Bailando perdimos la noción del tiempo, una de las chicas miró su reloj y convenció a sus amigas para retirarse del local. Eran casi las tres de la mañana, hora en la que cierran las discos de Miraflores, por una orden municipal. Aproveché ese momento para intercambiar números de celular con Karina, mientras sus amigas se despedían.
-Chato, la próxima vez, mejor escoge dos chicas solas, porque ellas eran cuatro, no la hacíamos allí.
-Bueno no importa, al menos ya bailamos un rato.
-Anda huevón, yo no sólo vengo a bailar.
-¿A dónde vamos ahora?
-Vamos a la Sede
-¿Dónde queda eso?
-Es una disco que está en la avenida 28 de Julio. Pero por si acaso es Open Mind, tienes que estar abierto mentalmente a todo.
-Ok, te entiendo, normal.
Una vez fuera, salimos en busca del auto y fuimos a 28 de Julio. Una vez dentro de La Sede, habían parejas heterosexuales y otras que no. Yo pasé toda la noche tomando cerveza, mientras que Francisco se la pasó tomando wisky de las rocas. Una de las cosas que me agradó mucho de ese point fue su música, aparte de variada, el DJ del local hacía muy buenas selecciones, por ejemplo de Depeche Mode, Rolling Stones, Erasure, Keane, entre otros.

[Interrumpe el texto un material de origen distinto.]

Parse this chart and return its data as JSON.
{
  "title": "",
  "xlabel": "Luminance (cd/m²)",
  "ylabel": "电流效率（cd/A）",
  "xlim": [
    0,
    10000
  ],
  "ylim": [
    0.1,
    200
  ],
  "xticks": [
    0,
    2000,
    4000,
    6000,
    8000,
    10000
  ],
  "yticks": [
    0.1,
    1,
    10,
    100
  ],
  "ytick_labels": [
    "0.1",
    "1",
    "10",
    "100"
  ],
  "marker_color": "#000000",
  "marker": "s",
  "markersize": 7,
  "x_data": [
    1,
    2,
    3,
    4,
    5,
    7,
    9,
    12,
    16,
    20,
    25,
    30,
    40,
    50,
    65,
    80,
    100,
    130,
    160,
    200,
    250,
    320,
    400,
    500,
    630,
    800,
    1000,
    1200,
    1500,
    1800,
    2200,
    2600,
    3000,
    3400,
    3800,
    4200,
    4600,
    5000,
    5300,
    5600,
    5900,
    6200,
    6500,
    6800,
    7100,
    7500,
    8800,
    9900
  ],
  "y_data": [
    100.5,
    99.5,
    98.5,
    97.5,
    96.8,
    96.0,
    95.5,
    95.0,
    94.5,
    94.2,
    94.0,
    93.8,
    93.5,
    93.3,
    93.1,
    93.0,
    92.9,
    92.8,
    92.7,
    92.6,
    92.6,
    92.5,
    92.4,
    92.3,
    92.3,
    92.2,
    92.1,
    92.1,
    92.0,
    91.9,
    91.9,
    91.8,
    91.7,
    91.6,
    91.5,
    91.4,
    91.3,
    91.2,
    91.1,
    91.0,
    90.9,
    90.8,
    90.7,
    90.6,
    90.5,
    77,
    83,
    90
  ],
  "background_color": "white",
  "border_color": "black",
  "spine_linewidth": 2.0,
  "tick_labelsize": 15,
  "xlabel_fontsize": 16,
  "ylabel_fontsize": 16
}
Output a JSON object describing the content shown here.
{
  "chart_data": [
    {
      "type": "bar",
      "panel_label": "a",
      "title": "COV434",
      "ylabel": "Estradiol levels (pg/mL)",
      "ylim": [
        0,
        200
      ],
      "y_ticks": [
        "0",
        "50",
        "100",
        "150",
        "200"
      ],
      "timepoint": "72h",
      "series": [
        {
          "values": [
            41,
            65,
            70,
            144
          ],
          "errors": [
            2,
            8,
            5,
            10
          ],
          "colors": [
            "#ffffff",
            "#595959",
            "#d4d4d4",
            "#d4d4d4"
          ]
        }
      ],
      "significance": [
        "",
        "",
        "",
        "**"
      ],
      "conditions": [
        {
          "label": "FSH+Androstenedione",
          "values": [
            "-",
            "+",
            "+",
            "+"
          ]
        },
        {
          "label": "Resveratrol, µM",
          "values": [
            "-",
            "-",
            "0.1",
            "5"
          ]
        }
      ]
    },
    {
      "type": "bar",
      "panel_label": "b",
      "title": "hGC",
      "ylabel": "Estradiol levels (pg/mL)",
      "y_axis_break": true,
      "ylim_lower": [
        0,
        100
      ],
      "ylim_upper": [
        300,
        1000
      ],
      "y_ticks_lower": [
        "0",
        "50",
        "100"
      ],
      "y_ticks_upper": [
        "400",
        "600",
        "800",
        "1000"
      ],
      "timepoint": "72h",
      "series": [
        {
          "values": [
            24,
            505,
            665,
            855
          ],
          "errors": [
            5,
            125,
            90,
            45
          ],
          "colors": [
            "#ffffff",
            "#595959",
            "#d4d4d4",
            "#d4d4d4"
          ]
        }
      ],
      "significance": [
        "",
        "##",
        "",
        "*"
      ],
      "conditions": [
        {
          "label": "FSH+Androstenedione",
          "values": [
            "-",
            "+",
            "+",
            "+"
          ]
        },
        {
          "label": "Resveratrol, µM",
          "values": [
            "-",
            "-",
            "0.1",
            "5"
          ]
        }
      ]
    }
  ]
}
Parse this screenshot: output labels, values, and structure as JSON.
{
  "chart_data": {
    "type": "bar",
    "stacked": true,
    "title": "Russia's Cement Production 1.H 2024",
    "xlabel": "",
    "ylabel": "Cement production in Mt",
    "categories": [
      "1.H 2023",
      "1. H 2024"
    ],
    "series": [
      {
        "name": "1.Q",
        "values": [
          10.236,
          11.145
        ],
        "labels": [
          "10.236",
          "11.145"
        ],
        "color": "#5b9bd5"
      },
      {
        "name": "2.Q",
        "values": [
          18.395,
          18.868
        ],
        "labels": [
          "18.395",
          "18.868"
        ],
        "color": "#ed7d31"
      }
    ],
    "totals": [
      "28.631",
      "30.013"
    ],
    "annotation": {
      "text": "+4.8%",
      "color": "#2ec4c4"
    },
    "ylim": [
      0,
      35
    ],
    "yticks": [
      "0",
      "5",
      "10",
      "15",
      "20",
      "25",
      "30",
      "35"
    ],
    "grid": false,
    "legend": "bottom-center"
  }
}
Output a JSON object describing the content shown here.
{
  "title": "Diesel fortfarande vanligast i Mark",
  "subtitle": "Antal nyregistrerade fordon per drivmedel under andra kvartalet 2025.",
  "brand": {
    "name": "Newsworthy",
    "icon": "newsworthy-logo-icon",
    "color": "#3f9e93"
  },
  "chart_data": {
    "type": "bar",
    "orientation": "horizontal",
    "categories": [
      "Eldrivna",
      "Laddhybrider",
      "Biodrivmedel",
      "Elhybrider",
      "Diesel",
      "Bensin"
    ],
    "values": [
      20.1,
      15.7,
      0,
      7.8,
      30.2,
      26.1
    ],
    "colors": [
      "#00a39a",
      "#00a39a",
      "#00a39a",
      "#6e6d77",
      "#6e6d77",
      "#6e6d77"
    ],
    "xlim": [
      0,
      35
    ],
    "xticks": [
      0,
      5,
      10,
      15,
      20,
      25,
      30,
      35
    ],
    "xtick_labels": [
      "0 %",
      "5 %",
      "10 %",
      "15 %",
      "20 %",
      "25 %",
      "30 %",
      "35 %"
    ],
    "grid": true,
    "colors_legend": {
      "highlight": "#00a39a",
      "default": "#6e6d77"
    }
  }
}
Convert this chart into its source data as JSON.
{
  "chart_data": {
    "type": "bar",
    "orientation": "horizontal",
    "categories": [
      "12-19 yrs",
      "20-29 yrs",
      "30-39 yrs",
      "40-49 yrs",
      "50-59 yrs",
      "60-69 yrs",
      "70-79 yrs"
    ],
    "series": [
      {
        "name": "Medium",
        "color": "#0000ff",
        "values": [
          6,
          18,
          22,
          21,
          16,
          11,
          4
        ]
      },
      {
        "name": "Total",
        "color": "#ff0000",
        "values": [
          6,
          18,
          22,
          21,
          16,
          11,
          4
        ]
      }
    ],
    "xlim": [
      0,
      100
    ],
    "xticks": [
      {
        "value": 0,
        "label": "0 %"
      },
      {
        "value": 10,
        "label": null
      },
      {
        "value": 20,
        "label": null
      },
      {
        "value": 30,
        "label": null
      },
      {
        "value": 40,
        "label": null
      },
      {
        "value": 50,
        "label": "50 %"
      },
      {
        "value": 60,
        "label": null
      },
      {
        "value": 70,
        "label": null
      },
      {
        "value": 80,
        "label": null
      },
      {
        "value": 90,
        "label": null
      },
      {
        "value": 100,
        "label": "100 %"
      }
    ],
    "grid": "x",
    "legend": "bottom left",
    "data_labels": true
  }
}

Una vez que terminamos de libar licor, salimos de La Sede supuestamente para irnos cada uno a su casa, pero una vez dentro del auto, Francisco se dirigió a Vivanda y compró un ron. Yo me quedé en el auto, eran casi las 6 y 30 de la mañana. Prendí la radio y escuché la canción Kingston Town de UB40. De manera inmediata las lágrimas inundaron mi rostro, no dejaban de correr sin permiso. Aquella canción me hizo recordar a Lisbeth, mi ex enamorada y con quien compartí 8 largos años de mi vida. Habían pasado apenas 3 meses de nuestra ruptura.
En eso, Francisco regresó al auto con la botella de ron en la mano, me vio y me dijo:
-Puta chato, no llores mierda, otra vez te has acordado de esa huevona, ya olvídate mierda, esa cojuda no merece que ni la recuerdes, no vale la pena.
-Una cosa es lo que me dice la razón y otra el corazón, he intentado de mil formas sacarla de mi alma, pero no puedo.
-¿Cómo que no se puede? Sí se puede chato, todo depende de ti.
Salimos del estacionamiento de Vivanda y nos fuimos a tomar a la casa de Francisco, encendió su equipo y puso un CD de Julio Jaramillo. Esos pasillos me hacían recordar a Piura, pero de la letra de sus canciones emanaba tanto sentimiento que tampoco podía dejar de recordar a Lisbeth.
Mientras tomábamos el ron, Francisco empezó a hablarme de varias conclusiones a las que él había llegado fruto de su propia experiencia. Siempre me gustaba escuchar las reflexiones de Francisco cuando estaba ebrio porque soltaba unas frases con mucho sentido, con una profundidad casi inigualable, preñadas de trascendencia. Por eso siempre cuando me hablaba borracho, le prestaba mucha atención a lo que decía. Francisco nunca aplicaba en su propia vida los consejos que me daba, sabía de sobra lo que estaba bien y no, pero nunca se tomaba el trabajo de llevarlos a la práctica. Yo no puedo decir que los aplicaba a la perfección, pero al menos hacía el intento.
-¿Sabes chato? Cuando uno comete errores en la vida, termina cagando personas. Es decir, perjudicamos a una o más personas, directa o indirectamente. Por eso siempre hay que tener cuidado con las decisiones que tomamos. Por eso, antes de tomar una decisión, piensa bien chato, piénsatela bien la vida que llevas.
Otra cosa que he aprendido es a no juzgar a la gente, nunca etiquetes o emitas opiniones de la gente porque los seres humanos somos impredecibles, uno nunca sabe cómo va a reaccionar ante determinada circunstancia. Por eso, evita juzgar a los demás.
Mientras oíamos a Julio Jaramillo, nos terminamos el ron y me retiré a mi casa a eso de las 9 de la mañana. Cuando desperté, eran las seis de la tarde.